Friday, October 5, 2012

Tales from Atlanta's Early Mornings (REPOST)

Editor's note: Yesterday's post wasn't working for whatever reason--apparently only the title was appearing, not the text--so I'm reposting the text in a different space and seeing if it works.

The sky is an unfamiliar steely blue, the ground below lit with a constellation of bright red taillights. A low rumble and hum surrounds our van as uncounted trucks, vans, buses and cars shamble slowly towards their destinations, congested like fragments of mucus in some gigantic pair of lungs. Landmarks, already verging on familiarity after just three days, dot the roadside: a billboard for Body Works here, a used car dealership there, a doomed electronics store vainly proclaiming “We Match Internet Prices!”. A fancy sedan cuts in front of our van, three lanes in two seconds, and muttered invective curls up from our seats like cigarette smoke.

This is Summit Five’s predawn ritual, a kaleidoscopic whirl of blinking turn signals, hasty directions and lusty pop songs on somebody’s iPod. At six A.M., alarms beep and whistle like R2-D2 and everybody commences rising from the dead. (I sleep in ‘till 6:15; I don’t mind being second-last in the shower.) We five young men walk as if the air were Jell-O, plodding in the general direction of a toothbrush or a bowl of knock-off Apple Jacks or “where the hell did I leave my shoes?”. There are bag lunches to be packed, usually a PB & J or cold cuts with a little mayo. Today, all the sandwich-making materials have seem to have migrated into the girls’ room, prompting a sleepy-eyed Shackleton-style expedition and plenty of grouching at each other.

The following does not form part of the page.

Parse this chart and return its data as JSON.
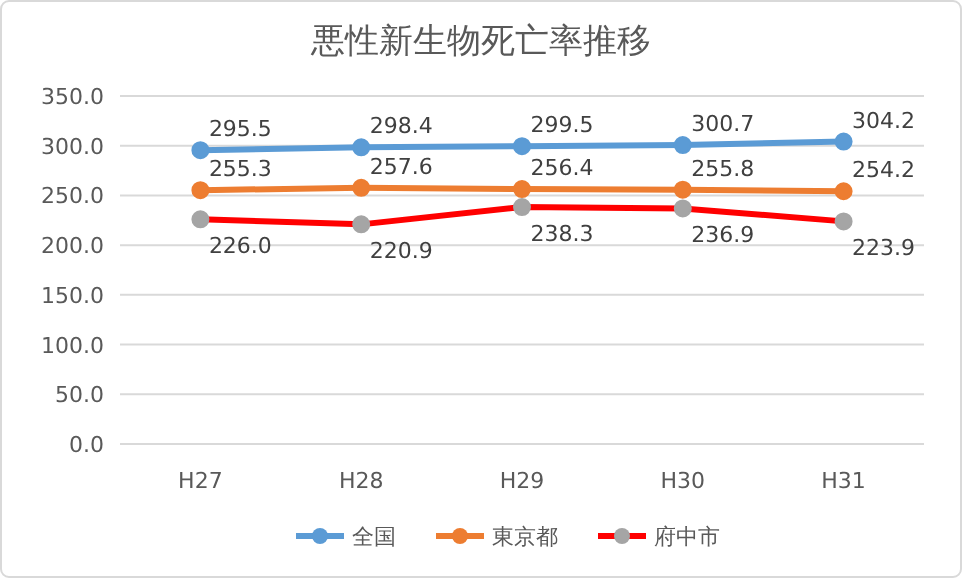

Have a look at Summit Five as we sit in the van. Everyone is dressed more or less identically: khaki pants covered in pockets, blue shirts emblazoned with the words “FEMA Corps” covered by blue windbreakers sporting the Homeland Security logo on the left breast. Today, I have left at home my pride and joy, a pair of black leather steel-toed boots affectionately dubbed “shit-kickers”*. I don’t think anyone’s wearing them today--those boots were made for slogging through mud, not sitting under a desk. A few people sleepwalked out to the van at seven A.M. and remain in their own private comas, earbuds in their ears, heads lolled back against the seats. A few bright-eyed souls sing along to the music, a mix of the team’s favorite pop songs, or bob their heads in their seats. Every so often, our chauffeur of the day will ask for guidance and changing lanes, and the back seats wearily sing out “You’re okay” or “hold up!” Like a skein of yarn in a vast tapestry, we weave in and out of the great Atlanta traffic jam, so thick you could spread it on bread and serve it for lunch.

 Just for a moment, heading down a smooth Georgia hill, the wider panorama of the landscape becomes clear. Tall, bushy trees frame a world of dense fog, rolling terrain and piercing sunbeams still low in the eastern sky—then it’s gone as we churn down towards our destination, a scattering of black glass cubes encircled by fences and concrete barriers. A genteel security guard scans our government IDs, hanging faithfully around each of our necks, and waves our people on through. The sky is brightening as we grind through the parking lot, past two sets of glass doors and another gray-shirted guard, into a world of air conditioning and fluorescent lighting and creaky, cranky Windows laptops. I grab my black bomb-resistant case, remove my own persnickety machine and go prospecting under the desk for the proper places to plug laptop and Ethernet cords. Around me, the rest of Summit Five is doing the same, replacing earbuds in their ears and calling up the FEMA training website. New orders come in over the Blackberry and everyone settles in. It’s another day at the Rock.

*Note to NCCC overlord readers: in the version I submitted to Erika, this was rewritten as "mud-kickers".

1 comment:

MariahNCCCFEMACORPS said...

Love it! You're an amazing writer if I do say so myself.